Trata-se de um indício claro de que, neste ano de 2010, o eleitorado, mais cauteloso, ainda aguarda outras informações para se decidir. Entre as mulheres, são 51% as que não citam candidatos; entre os homens, 33% –uma diferença expressiva de 18 pontos percentuais.

Dados ainda não divulgados anteriormente pelo Datafolha –processados com exclusividade e analisados pelo Instituto Patrícia Galvão– trazem novas luzes para explicar estas diferenças. Seriam as eleitoras mais cautelosas ou menos informadas? Mais indiferentes à movimentação da cidadania? Mais distantes do processo eleitoral ou mais criteriosas na definição de seu voto?

 

EM TODOS OS SEGMENTOS, MULHERES SÃO MAIORIA DOS QUE NÃO DECLARAM CANDIDATOS ESPONTANEAMENTE

Os novos dados surpreendem e mostram que as diferenças entre eleitores e eleitoras, na declaração espontânea de voto, persistem nas diferentes regiões do país, nas capitais e interior (Gráfico 1). As diferenças são de 18 pontos no Sudeste, 17 pontos no Sul, 22 no Nordeste e 18 no Norte e Centro-Oeste. Nas capitais, 17 pontos; no interior, 21 pontos.

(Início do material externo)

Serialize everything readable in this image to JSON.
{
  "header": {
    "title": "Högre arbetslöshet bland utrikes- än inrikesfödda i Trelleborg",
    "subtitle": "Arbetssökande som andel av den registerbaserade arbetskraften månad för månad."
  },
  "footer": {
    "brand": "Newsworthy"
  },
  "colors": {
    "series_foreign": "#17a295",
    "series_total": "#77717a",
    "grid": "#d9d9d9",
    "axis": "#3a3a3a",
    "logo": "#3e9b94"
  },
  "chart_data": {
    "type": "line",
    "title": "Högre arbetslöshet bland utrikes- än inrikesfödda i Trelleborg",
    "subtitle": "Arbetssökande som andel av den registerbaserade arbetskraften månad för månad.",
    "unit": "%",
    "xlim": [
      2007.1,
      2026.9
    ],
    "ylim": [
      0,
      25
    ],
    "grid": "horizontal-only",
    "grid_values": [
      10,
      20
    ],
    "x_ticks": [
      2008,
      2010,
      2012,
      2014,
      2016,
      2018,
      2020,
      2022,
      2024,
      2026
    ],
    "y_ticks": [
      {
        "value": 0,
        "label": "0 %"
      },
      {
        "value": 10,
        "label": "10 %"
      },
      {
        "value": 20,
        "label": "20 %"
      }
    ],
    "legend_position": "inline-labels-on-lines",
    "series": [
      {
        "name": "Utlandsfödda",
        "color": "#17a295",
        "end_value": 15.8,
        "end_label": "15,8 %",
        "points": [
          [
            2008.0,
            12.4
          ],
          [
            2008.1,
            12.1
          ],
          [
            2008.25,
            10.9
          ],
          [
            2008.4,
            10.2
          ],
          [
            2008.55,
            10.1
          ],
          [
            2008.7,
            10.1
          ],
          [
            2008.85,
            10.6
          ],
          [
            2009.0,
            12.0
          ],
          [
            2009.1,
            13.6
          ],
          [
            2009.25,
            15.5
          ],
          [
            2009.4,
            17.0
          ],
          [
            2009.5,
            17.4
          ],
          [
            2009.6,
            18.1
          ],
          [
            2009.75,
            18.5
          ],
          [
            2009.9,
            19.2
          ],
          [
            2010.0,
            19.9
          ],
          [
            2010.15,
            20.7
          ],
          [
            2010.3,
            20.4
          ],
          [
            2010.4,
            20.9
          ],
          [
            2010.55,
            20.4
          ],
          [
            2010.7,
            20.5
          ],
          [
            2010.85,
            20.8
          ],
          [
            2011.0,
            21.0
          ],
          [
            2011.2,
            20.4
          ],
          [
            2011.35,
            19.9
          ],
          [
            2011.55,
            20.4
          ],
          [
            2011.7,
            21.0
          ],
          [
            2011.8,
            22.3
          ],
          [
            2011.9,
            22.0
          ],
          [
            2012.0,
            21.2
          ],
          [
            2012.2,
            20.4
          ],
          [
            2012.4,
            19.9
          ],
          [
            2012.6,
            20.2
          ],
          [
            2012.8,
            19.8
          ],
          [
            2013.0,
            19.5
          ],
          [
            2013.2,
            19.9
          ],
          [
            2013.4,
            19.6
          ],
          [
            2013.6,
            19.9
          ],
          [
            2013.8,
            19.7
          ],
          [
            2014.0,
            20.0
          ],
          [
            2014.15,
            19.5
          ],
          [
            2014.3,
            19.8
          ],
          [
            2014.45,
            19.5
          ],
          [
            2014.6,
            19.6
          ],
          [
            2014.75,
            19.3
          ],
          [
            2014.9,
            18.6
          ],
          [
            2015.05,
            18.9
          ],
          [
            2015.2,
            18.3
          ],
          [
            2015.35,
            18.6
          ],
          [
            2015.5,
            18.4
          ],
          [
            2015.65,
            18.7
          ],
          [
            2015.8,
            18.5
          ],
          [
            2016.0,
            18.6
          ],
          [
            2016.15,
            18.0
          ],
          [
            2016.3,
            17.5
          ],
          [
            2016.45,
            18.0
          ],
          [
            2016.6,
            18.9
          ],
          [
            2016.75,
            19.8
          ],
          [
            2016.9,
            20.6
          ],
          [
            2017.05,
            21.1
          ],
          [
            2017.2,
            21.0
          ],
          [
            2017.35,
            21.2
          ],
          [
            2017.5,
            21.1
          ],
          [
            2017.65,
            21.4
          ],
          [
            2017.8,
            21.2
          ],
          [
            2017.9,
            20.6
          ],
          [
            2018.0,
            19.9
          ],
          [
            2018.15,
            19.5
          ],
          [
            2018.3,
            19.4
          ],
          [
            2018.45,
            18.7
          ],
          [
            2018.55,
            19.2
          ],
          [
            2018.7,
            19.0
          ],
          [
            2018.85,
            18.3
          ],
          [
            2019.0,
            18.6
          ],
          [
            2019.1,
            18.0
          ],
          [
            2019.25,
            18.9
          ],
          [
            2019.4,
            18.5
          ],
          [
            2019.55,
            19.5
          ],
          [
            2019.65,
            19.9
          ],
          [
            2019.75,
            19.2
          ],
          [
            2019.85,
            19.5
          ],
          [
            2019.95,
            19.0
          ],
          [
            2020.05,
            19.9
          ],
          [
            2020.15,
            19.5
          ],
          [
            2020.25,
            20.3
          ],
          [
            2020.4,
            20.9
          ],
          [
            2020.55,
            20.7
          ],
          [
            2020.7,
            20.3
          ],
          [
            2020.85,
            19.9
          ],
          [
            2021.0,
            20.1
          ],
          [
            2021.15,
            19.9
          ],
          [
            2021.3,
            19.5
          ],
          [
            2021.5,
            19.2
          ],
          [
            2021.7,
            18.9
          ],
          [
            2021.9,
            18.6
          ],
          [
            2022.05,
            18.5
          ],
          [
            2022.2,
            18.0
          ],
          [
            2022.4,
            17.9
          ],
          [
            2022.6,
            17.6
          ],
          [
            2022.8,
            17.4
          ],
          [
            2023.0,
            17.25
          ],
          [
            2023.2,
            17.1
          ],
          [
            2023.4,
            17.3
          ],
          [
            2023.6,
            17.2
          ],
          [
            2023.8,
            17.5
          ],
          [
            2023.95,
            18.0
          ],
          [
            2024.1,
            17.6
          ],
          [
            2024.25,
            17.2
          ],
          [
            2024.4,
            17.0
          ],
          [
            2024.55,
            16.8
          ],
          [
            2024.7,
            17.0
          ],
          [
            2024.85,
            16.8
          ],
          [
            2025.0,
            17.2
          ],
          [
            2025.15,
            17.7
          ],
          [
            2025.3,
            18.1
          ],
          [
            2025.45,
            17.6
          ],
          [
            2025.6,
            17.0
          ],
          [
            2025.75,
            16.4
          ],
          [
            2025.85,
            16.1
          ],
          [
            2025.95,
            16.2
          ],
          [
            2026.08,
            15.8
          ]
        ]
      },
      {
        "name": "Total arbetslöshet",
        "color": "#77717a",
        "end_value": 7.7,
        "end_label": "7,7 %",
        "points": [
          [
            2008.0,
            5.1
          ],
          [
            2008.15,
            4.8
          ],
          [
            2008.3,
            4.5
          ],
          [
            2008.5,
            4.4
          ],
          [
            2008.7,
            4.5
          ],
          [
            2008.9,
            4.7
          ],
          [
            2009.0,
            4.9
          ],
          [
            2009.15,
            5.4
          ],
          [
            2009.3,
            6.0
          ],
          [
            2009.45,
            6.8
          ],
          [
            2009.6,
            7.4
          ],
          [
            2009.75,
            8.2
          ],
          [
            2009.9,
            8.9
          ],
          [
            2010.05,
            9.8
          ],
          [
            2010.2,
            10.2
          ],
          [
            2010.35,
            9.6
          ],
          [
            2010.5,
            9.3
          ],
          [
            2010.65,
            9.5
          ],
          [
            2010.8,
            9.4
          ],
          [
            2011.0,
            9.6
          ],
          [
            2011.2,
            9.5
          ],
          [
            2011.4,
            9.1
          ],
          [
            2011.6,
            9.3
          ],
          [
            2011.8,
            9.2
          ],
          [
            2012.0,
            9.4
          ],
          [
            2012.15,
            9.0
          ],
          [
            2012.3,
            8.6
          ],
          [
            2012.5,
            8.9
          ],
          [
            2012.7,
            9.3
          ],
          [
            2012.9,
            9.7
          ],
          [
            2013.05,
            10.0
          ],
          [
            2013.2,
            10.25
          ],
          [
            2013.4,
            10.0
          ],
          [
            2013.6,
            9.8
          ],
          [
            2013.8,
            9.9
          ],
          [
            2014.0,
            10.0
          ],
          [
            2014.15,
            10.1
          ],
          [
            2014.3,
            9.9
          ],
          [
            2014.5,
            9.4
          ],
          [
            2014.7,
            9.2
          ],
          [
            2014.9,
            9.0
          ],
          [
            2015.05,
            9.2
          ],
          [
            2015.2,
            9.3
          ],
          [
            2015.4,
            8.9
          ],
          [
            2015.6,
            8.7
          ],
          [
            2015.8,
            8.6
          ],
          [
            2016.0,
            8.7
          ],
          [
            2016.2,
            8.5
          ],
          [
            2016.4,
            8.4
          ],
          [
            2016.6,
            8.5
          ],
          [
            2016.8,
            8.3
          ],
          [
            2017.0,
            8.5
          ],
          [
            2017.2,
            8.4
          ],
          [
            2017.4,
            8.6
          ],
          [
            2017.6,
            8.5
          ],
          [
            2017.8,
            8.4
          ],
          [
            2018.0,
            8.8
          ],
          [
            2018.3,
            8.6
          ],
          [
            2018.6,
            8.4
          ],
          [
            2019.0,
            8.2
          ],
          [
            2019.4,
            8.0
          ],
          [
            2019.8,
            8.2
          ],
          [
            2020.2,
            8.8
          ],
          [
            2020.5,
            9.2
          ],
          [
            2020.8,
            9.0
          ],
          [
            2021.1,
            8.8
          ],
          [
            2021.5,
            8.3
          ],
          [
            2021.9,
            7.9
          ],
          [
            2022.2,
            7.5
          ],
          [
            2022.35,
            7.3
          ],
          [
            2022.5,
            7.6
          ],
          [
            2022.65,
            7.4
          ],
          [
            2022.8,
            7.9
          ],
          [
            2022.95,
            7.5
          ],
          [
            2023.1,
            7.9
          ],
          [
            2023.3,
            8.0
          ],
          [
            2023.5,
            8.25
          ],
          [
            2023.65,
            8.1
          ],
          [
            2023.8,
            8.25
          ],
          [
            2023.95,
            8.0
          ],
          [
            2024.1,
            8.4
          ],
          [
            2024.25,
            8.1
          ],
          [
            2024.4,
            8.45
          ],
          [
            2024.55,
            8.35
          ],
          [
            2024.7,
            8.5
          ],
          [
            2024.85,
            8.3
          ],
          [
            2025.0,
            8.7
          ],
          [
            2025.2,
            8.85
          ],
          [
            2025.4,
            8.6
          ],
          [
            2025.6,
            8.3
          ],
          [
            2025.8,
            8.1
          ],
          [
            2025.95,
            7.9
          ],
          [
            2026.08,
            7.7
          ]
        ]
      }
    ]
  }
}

Há variações de menor impacto entre jovens e eleitores de escolaridade superior. No entanto, a tendência é a mesma: em todos os segmentos pesquisados, mais eleitoras do que eleitores não declaram candidatos de forma espontânea.

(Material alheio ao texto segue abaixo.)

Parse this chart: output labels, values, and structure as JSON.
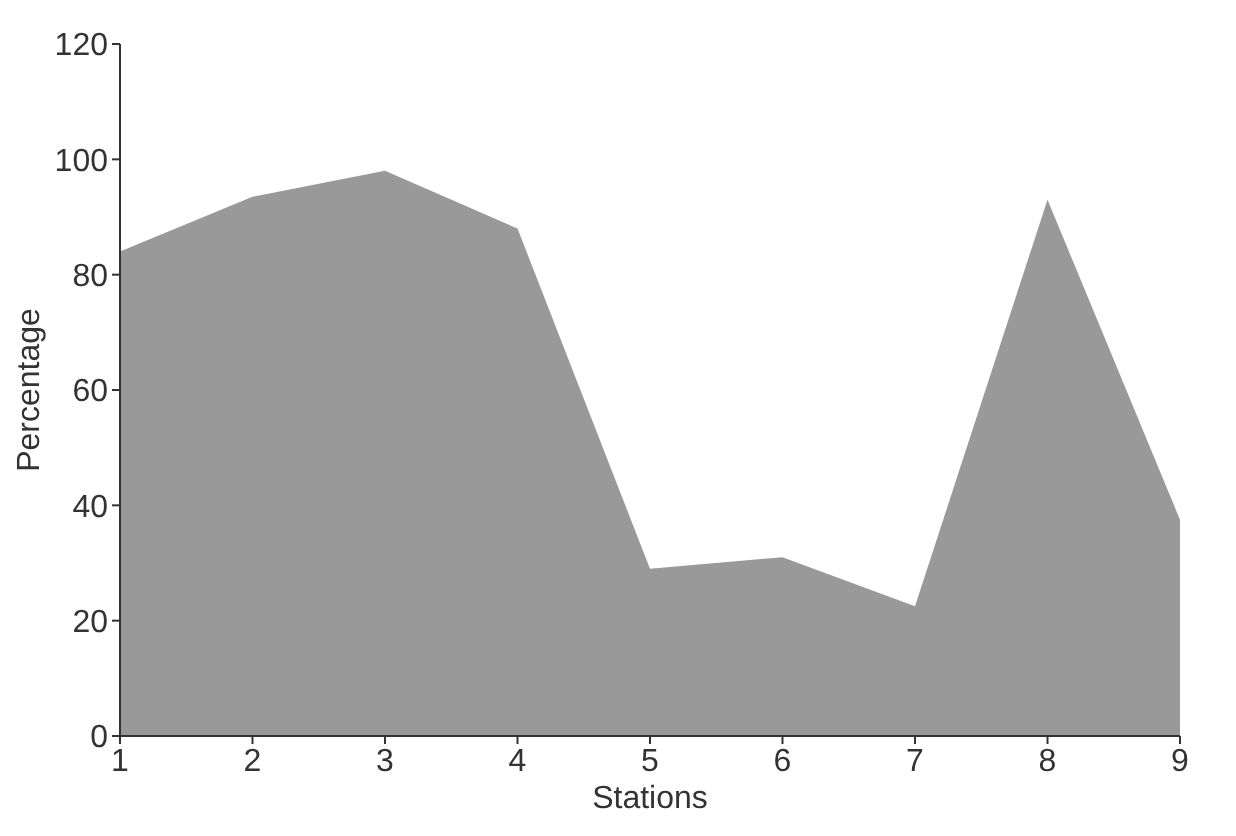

Entre os eleitores mais velhos, a diferença vai a 30 pontos; entre os mais jovens (16 a 24 anos), a diferença cai para 10 pontos, mas está presente; entre os eleitores de escolaridade baixa, é de 24 pontos; e para aqueles com ensino superior, 11 pontos.

Ou seja, a questão do amadurecimento da escolha eleitoral tem efetivamente um corte de gênero e, em diferentes graus, perpassa geografia, escolaridade e ciclos de vida. O Gráfico 1 nos mostra este fenômeno desdobrado em 14 diferentes segmentos e uma constante: as mulheres aguardam mais informações para se definir. Cresce, portanto, ao longo da campanha, o papel das eleitoras no processo de escolha de candidatos e candidatas.

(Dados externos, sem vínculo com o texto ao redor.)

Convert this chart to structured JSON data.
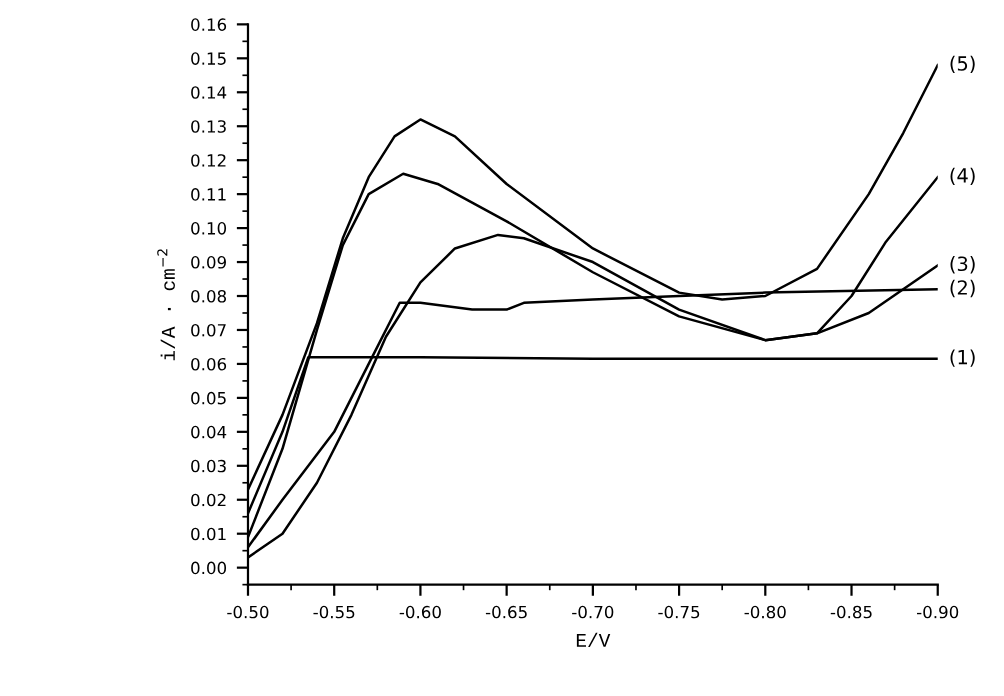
{
  "chart_data": {
    "type": "line",
    "xlabel": "E/V",
    "ylabel": "i/A · cm$^{−2}$",
    "xlim": [
      -0.5,
      -0.9
    ],
    "ylim": [
      -0.005,
      0.16
    ],
    "xticks": [
      {
        "value": -0.5,
        "label": "-0.50"
      },
      {
        "value": -0.55,
        "label": "-0.55"
      },
      {
        "value": -0.6,
        "label": "-0.60"
      },
      {
        "value": -0.65,
        "label": "-0.65"
      },
      {
        "value": -0.7,
        "label": "-0.70"
      },
      {
        "value": -0.75,
        "label": "-0.75"
      },
      {
        "value": -0.8,
        "label": "-0.80"
      },
      {
        "value": -0.85,
        "label": "-0.85"
      },
      {
        "value": -0.9,
        "label": "-0.90"
      }
    ],
    "yticks": [
      {
        "value": 0,
        "label": "0.00"
      },
      {
        "value": 0.01,
        "label": "0.01"
      },
      {
        "value": 0.02,
        "label": "0.02"
      },
      {
        "value": 0.03,
        "label": "0.03"
      },
      {
        "value": 0.04,
        "label": "0.04"
      },
      {
        "value": 0.05,
        "label": "0.05"
      },
      {
        "value": 0.06,
        "label": "0.06"
      },
      {
        "value": 0.07,
        "label": "0.07"
      },
      {
        "value": 0.08,
        "label": "0.08"
      },
      {
        "value": 0.09,
        "label": "0.09"
      },
      {
        "value": 0.1,
        "label": "0.10"
      },
      {
        "value": 0.11,
        "label": "0.11"
      },
      {
        "value": 0.12,
        "label": "0.12"
      },
      {
        "value": 0.13,
        "label": "0.13"
      },
      {
        "value": 0.14,
        "label": "0.14"
      },
      {
        "value": 0.15,
        "label": "0.15"
      },
      {
        "value": 0.16,
        "label": "0.16"
      }
    ],
    "grid": false,
    "legend": false,
    "marker": "none",
    "line_style": "solid",
    "series": [
      {
        "name": "(1)",
        "color": "#000000",
        "x": [
          -0.5,
          -0.52,
          -0.535,
          -0.6,
          -0.7,
          -0.9
        ],
        "values": [
          0.016,
          0.04,
          0.062,
          0.062,
          0.0615,
          0.0615
        ]
      },
      {
        "name": "(2)",
        "color": "#000000",
        "x": [
          -0.5,
          -0.52,
          -0.55,
          -0.57,
          -0.588,
          -0.6,
          -0.63,
          -0.65,
          -0.66,
          -0.7,
          -0.75,
          -0.8,
          -0.9
        ],
        "values": [
          0.006,
          0.02,
          0.04,
          0.06,
          0.078,
          0.078,
          0.076,
          0.076,
          0.078,
          0.079,
          0.08,
          0.081,
          0.082
        ]
      },
      {
        "name": "(3)",
        "color": "#000000",
        "x": [
          -0.5,
          -0.52,
          -0.54,
          -0.56,
          -0.58,
          -0.6,
          -0.62,
          -0.645,
          -0.66,
          -0.7,
          -0.75,
          -0.8,
          -0.83,
          -0.86,
          -0.9
        ],
        "values": [
          0.003,
          0.01,
          0.025,
          0.045,
          0.068,
          0.084,
          0.094,
          0.098,
          0.097,
          0.09,
          0.076,
          0.067,
          0.069,
          0.075,
          0.089
        ]
      },
      {
        "name": "(4)",
        "color": "#000000",
        "x": [
          -0.5,
          -0.52,
          -0.54,
          -0.555,
          -0.57,
          -0.59,
          -0.61,
          -0.65,
          -0.7,
          -0.75,
          -0.8,
          -0.83,
          -0.85,
          -0.87,
          -0.9
        ],
        "values": [
          0.009,
          0.035,
          0.07,
          0.095,
          0.11,
          0.116,
          0.113,
          0.102,
          0.087,
          0.074,
          0.067,
          0.069,
          0.08,
          0.096,
          0.115
        ]
      },
      {
        "name": "(5)",
        "color": "#000000",
        "x": [
          -0.5,
          -0.52,
          -0.54,
          -0.555,
          -0.57,
          -0.585,
          -0.6,
          -0.62,
          -0.65,
          -0.7,
          -0.75,
          -0.775,
          -0.8,
          -0.83,
          -0.86,
          -0.88,
          -0.9
        ],
        "values": [
          0.023,
          0.045,
          0.072,
          0.097,
          0.115,
          0.127,
          0.132,
          0.127,
          0.113,
          0.094,
          0.081,
          0.079,
          0.08,
          0.088,
          0.11,
          0.128,
          0.148
        ]
      }
    ]
  }
}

Gráfico 1 – Datafolha/Agência Patrícia Galvão, 1º de julho de 2010. Reprocessamento inédito por sexo realizado com exclusividade para o Instituto Patrícia Galvão.
Amostra: 2.658 entrevistas.

 

VOTO FEMININO EM 2010: DECISÃO PASSO A PASSO

Segundo o Datafolha, 94% dos eleitores indicam algum candidato quando uma lista deles é apresentada e a escolha antecipada para o dia de hoje (“Se a eleição para presidente fosse hoje e os candidatos fossem estes, em quem você votaria?”).

No entanto, entre os que apontam candidato, 31% declaram que, até o dia 3 de outubro de 2010, podem mudar seu voto, sobretudo os jovens e os eleitores de escolaridade superior.

As diferenças entre homens e mulheres se atenuam, mas ainda permanecem em quase todos os segmentos da amostra. Ou seja, as mulheres, mais do que os homens, dizem de forma indireta que, no momento, sua decisão depende de outras informações e de outro patamar de convicção. As mulheres, mais que os homens, estão dispostas a um olhar mais crítico a cada estágio das eleições. Não se trata aqui de indecisão por parte das eleitoras, mas de cautela e meticulosidade na escolha.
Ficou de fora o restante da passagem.